Access to Drinking water
number or % of the target households using basic drinking water services
What is its purpose?
Waterborne diseases are among the leading causes of morbidity and mortality among children. The indicator therefore assesses the proportion of the target households using drinking water from an improved source whose distance is not more than 30 minutes for a roundtrip including queuing.
How to collect and analyse the required data
Collect the following data by conducting individual interviews with a representative sample of the main household members responsible for water collection:
Recommended survey questions (Q) and possible answers (A)
Q1: What is your household's main source of drinking water during this season?
- tube well or borehole
- protected shallow well
- harvested rainwater
- piped water/public tap
- protected spring
- surface water source (river, stream, pond, puddles, unprotected spring)
- unprotected/ open shallow well
- cart with small tank/drum
- other: ................................
NOTE: Only options 1 – 5 count as “safe water sources”.

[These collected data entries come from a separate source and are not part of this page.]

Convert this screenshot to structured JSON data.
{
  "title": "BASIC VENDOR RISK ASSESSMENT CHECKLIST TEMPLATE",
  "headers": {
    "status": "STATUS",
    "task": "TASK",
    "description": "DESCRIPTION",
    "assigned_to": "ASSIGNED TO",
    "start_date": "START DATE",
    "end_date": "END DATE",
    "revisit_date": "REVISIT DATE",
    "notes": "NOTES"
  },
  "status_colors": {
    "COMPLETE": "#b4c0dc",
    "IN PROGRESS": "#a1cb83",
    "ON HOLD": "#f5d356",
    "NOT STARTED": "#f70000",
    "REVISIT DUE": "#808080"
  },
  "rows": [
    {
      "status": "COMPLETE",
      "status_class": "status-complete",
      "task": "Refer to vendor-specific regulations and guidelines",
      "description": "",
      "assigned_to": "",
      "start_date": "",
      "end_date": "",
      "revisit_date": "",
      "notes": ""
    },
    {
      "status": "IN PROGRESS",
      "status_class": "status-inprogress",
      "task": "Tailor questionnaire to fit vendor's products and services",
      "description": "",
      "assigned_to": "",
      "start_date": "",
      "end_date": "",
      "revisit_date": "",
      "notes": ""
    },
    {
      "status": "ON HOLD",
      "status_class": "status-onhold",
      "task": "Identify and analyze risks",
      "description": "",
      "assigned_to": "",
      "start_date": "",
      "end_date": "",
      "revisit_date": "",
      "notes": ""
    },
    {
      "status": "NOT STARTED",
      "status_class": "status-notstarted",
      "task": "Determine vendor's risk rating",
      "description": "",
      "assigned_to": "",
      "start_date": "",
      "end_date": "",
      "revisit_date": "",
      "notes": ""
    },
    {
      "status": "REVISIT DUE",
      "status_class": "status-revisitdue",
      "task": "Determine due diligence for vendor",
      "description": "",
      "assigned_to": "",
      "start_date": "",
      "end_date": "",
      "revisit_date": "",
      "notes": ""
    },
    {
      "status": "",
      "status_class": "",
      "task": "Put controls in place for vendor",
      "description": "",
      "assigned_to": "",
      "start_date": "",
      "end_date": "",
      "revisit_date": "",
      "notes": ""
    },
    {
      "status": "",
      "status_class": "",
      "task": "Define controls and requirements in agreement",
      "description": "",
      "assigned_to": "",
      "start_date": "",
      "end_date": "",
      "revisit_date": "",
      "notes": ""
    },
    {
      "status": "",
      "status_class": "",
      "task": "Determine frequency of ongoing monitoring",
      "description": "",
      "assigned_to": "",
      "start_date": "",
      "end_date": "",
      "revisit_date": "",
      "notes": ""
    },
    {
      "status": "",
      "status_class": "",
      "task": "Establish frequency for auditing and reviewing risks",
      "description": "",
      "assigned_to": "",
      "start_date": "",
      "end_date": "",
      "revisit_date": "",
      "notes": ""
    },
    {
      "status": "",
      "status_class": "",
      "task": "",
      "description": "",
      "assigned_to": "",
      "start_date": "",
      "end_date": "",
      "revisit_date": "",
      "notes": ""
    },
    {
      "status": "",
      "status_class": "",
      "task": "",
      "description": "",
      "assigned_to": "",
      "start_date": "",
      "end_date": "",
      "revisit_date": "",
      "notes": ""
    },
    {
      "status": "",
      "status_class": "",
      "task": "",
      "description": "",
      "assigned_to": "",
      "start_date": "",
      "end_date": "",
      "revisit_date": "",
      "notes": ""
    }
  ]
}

Q2: Is water from this source usually accessible every day?
A2: yes/ no
Q3: How long does it usually take you to get to the water source, collect the water and bring it back home?
- 30 minutes or less
- more than 30 minutes
Q4: What is your household's main source of drinking water during [specify the season]?
A4: same as A1
Q5: Is water from this source usually accessible every day?
A5: yes/ no
Q6: How long does it usually take you to get to the water source, collect the water and bring it back home?
- less than 30 minutes
- more than 30 minutes
Calculate number of households using "basic drinking water services" by counting the number of households that access water from safe sources (in all seasons, all days) and the collection time is not more than 30 minutes for a roundtrip including queuing.
To calculate the indicator's value in percentages, divide the number of households using "basic drinking water services" by the total number of surveyed households and multiply the result by 100.
Disaggregate the data by wealth, location and other relevant criteria.
- This indicator is just one of several Sustainable Development Goals (SDG) indicators focusing on households' use of drinking water services. Their complete list includes:
- % of population using safely managed drinking water services (drinking water from an improved water source which is located on premises, available when needed and free of faecal and priority contamination)
- % of population using basic drinking water services (drinking water from an improved source provided collection time is not more than 30 minutes for a roundtrip including queuing)
- % of population using limited drinking water services (drinking water from an improved source where collection time exceeds over 30 minutes for a roundtrip to collect water, including queuing)
- % of population using unimproved drinking water services (drinking water from an unprotected dug well or unprotected spring)
- % of population using surface water (drinking water directly from a river, dam, lake, pond, stream, canal or irrigation channel)
For details, see WHO/UNICEF's publication below.
- In some regions, water sources are prone to significant seasonal differences (e.g. dry/rainy season). Therefore, your assessment must collect data separately for each of the main seasons. At the same time, the baseline and endline data must be collected in the same period of a year; otherwise it is very likely that they will not be comparable.
- People might use more than one source of drinking water. If this topic is important to your project, add a question asking "Is there any additional source of drinking water used by your household? If so, which one?"
- Always be very clear on what kind of water you are asking about - water for drinking can have a different source from water for washing.
- Ensure that the data collectors are able to differentiate between the different types of water sources (based on an interview only).
- Consider assessing the gender dimension of access to water by including an additional answer Who usually goes to this source to fetch the water for this household? Answer options can include: 1) adult woman (age 15 or older); 2) adult man (age 15 or older); 3) female child (under 15 years old); 4) male child (under 15 years old); other - specify: .................................
- USAID/OFDA uses a similar version of this indicator: "number of households collecting all water for drinking, cooking and hygiene from improved water sources". See USAID/OFDA's guidance on this indicator.